If DRM is any part of Apple’s motivation – which I very much doubt – the reason can only be as a symbolic gesture of submission to Hollywood. One of the lessons of DVD copy protection is that Hollywood still seems to need the security blanket of DRM to justify accepting a new distribution medium. DVD copy protection didn’t actually keep any content from appearing on the darknet, but it did give Hollywood a false sense of security that seemed to be necessary to get them to release DVDs. It’s awfully hard to believe that Hollywood is so insistent on symbolic DRM that it could induce Apple to pay the price of switching chip makers.

Most likely, Apple is switching to Intel chips for the most basic reason: the Intel chips meet Apple’s basic needs better than IBM chips do. Some stories report that Intel had an advantage in producing fast chips that run cool and preserve battery power, for laptops. Perhaps Apple just believes that Intel, which makes many more chips than IBM, is a better bet for the future. Apple has its reasons, but DRM isn’t one of them.

Broadcast Flag and Compatibility

National Journal Tech Daily (an excellent publication, but behind a paywall) has an interesting story, by Sarah Lai Stirland, about an exchange between Mike Godwin of Public Knowledge and some entertainment industry lobbyists, at a DC panel last week. Godwin argued that the FCC’s broadcast flag rule, if it is reinstated, will end up regulating a very broad range of devices.

Godwin said any regulations concerning digital television copy-protection schemes would necessarily have to affect any devices that hook up to digital television receivers. That technical fact could have far-reaching implications, such as making gadgets incompatible with each other and crimping technology companies’ ability to innovate, he said.

“I don’t want to be the legislator or the legislative staff person in charge of shutting off connectivity and compatibility for consumers, and I don’t think you want to do that either,” he told a roomful of technology policy lobbyists and congressional staffers. “It’s going to make consumers’ lives hell.”

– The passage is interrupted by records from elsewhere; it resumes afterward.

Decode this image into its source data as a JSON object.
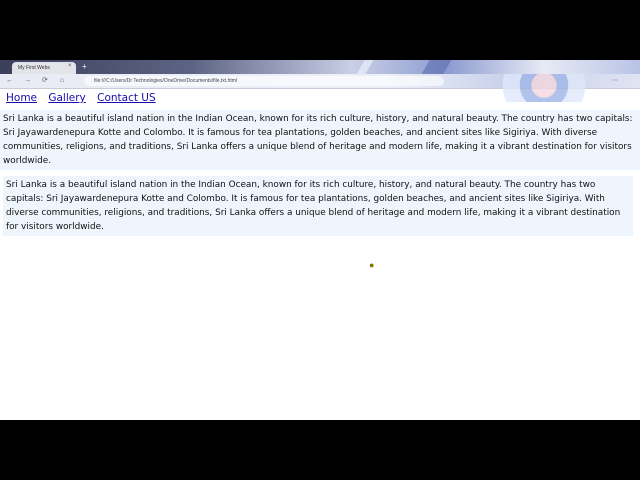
{
  "browser": {
    "tab_title": "My First Webs",
    "tab_close": "×",
    "new_tab": "+",
    "url": "file:///C:/Users/Dr Technologies/OneDrive/Documents/file.txt.html",
    "back_icon": "←",
    "forward_icon": "→",
    "reload_icon": "⟳",
    "home_icon": "⌂",
    "menu_icon": "⋯"
  },
  "nav": {
    "home": "Home",
    "gallery": "Gallery",
    "contact": "Contact US"
  },
  "content": {
    "paragraph1": "Sri Lanka is a beautiful island nation in the Indian Ocean, known for its rich culture, history, and natural beauty. The country has two capitals: Sri Jayawardenepura Kotte and Colombo. It is famous for tea plantations, golden beaches, and ancient sites like Sigiriya. With diverse communities, religions, and traditions, Sri Lanka offers a unique blend of heritage and modern life, making it a vibrant destination for visitors worldwide.",
    "paragraph2": "Sri Lanka is a beautiful island nation in the Indian Ocean, known for its rich culture, history, and natural beauty. The country has two capitals: Sri Jayawardenepura Kotte and Colombo. It is famous for tea plantations, golden beaches, and ancient sites like Sigiriya. With diverse communities, religions, and traditions, Sri Lanka offers a unique blend of heritage and modern life, making it a vibrant destination for visitors worldwide."
  },
  "colors": {
    "link": "#1a0dab",
    "paragraph_bg": "#eef5fc"
  }
}
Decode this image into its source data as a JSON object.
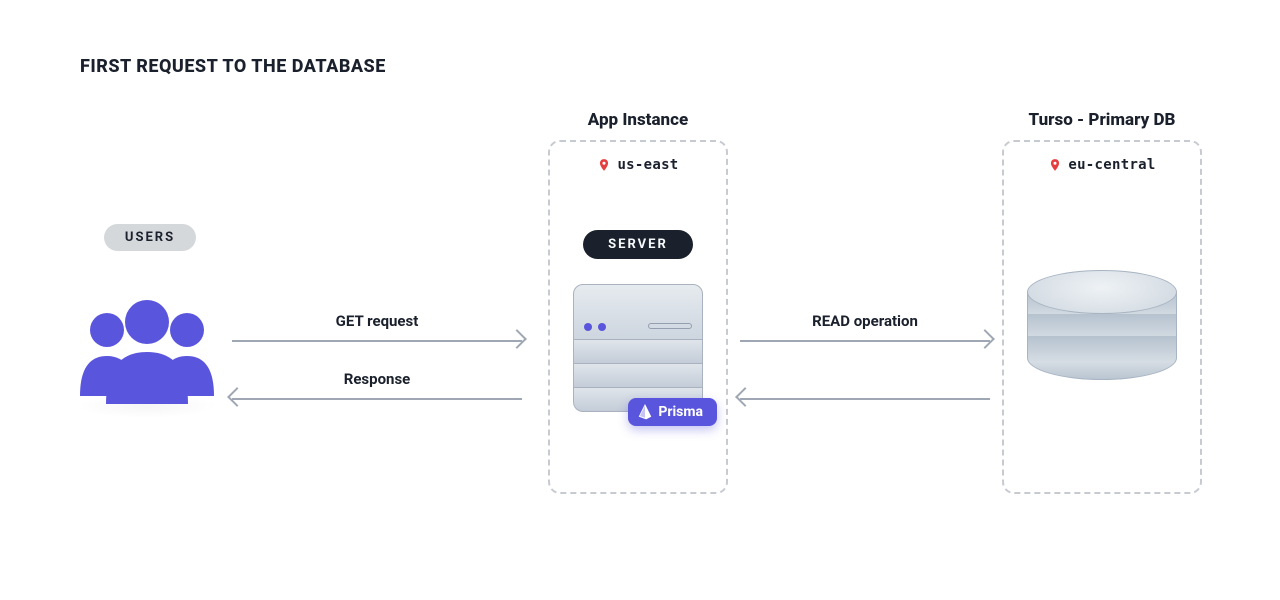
{
  "title": "FIRST REQUEST TO THE DATABASE",
  "users": {
    "label": "USERS"
  },
  "arrows": {
    "get_request": "GET request",
    "response": "Response",
    "read_operation": "READ operation"
  },
  "app_instance": {
    "heading": "App Instance",
    "region": "us-east",
    "server_label": "SERVER",
    "prisma_label": "Prisma"
  },
  "turso": {
    "heading": "Turso - Primary DB",
    "region": "eu-central"
  },
  "colors": {
    "accent_purple": "#5a55dd",
    "pin_red": "#e53e3e",
    "text": "#1a202c"
  }
}
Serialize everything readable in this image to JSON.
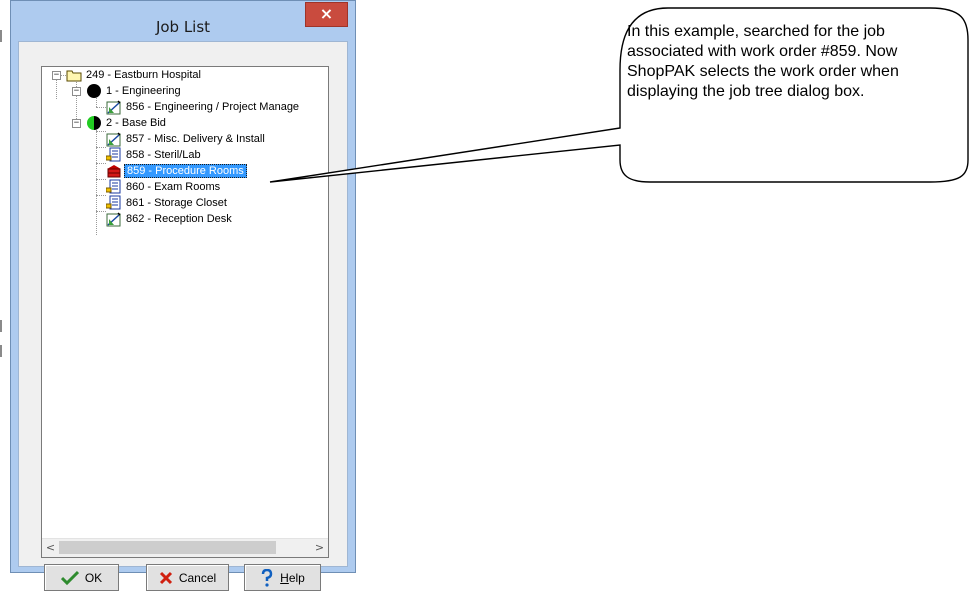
{
  "dialog": {
    "title": "Job List",
    "close_label": "×"
  },
  "tree": {
    "root": {
      "label": "249 - Eastburn Hospital",
      "expander": "−"
    },
    "groups": [
      {
        "label": "1 - Engineering",
        "expander": "−",
        "status": "black",
        "items": [
          {
            "label": "856 - Engineering / Project Manage",
            "icon": "drafting-icon"
          }
        ]
      },
      {
        "label": "2 - Base Bid",
        "expander": "−",
        "status": "green-black",
        "items": [
          {
            "label": "857 - Misc. Delivery & Install",
            "icon": "drafting-icon"
          },
          {
            "label": "858 - Steril/Lab",
            "icon": "document-hand-icon"
          },
          {
            "label": "859 - Procedure Rooms",
            "icon": "red-cabinet-icon",
            "selected": true
          },
          {
            "label": "860 - Exam Rooms",
            "icon": "document-hand-icon"
          },
          {
            "label": "861 - Storage Closet",
            "icon": "document-hand-icon"
          },
          {
            "label": "862 - Reception Desk",
            "icon": "drafting-icon"
          }
        ]
      }
    ]
  },
  "scrollbar": {
    "left_arrow": "<",
    "right_arrow": ">"
  },
  "buttons": {
    "ok": {
      "label": "OK",
      "icon": "checkmark-icon"
    },
    "cancel": {
      "label": "Cancel",
      "icon": "red-x-icon"
    },
    "help": {
      "prefix": "",
      "underlined": "H",
      "rest": "elp",
      "icon": "question-icon"
    }
  },
  "callout": {
    "text": "In this example, searched for the job associated with work order #859.  Now ShopPAK selects the work order when displaying the job tree dialog box."
  },
  "colors": {
    "selection": "#3399ff",
    "dialog_frame": "#aecbef",
    "close_button": "#c94b3e",
    "ok_check": "#2e8b2e",
    "cancel_x": "#d02010",
    "help_question": "#1060c0"
  }
}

Godwin’s talk drew a sharp protest from audience member Rick Lane, vice president of government affairs at News Corp.

“Compatibility is not a goal,” he said, pointing out that there are currently a plethora of consumer electronics and entertainment products that are not interoperable. Lane was seconded by NBC Universal’s Senior Counsel for Government Relations Alec French, who also was in the audience.

To consumers, compatibility is a goal. When devices don’t work together, that is a problem to be solved, not an excuse to mandate even more incompatibility.

The FCC and Congress had better be careful in handling the digital TV issue, or they’ll be blamed for breaking the U.S. television system. Mandating incompatibility, via the Broadcast Flag, will not be a popular policy, especially at a time when Congress is talking about shutting off analog TV broadcasts.

The most dangerous place in Washington is between Americans and their televisions.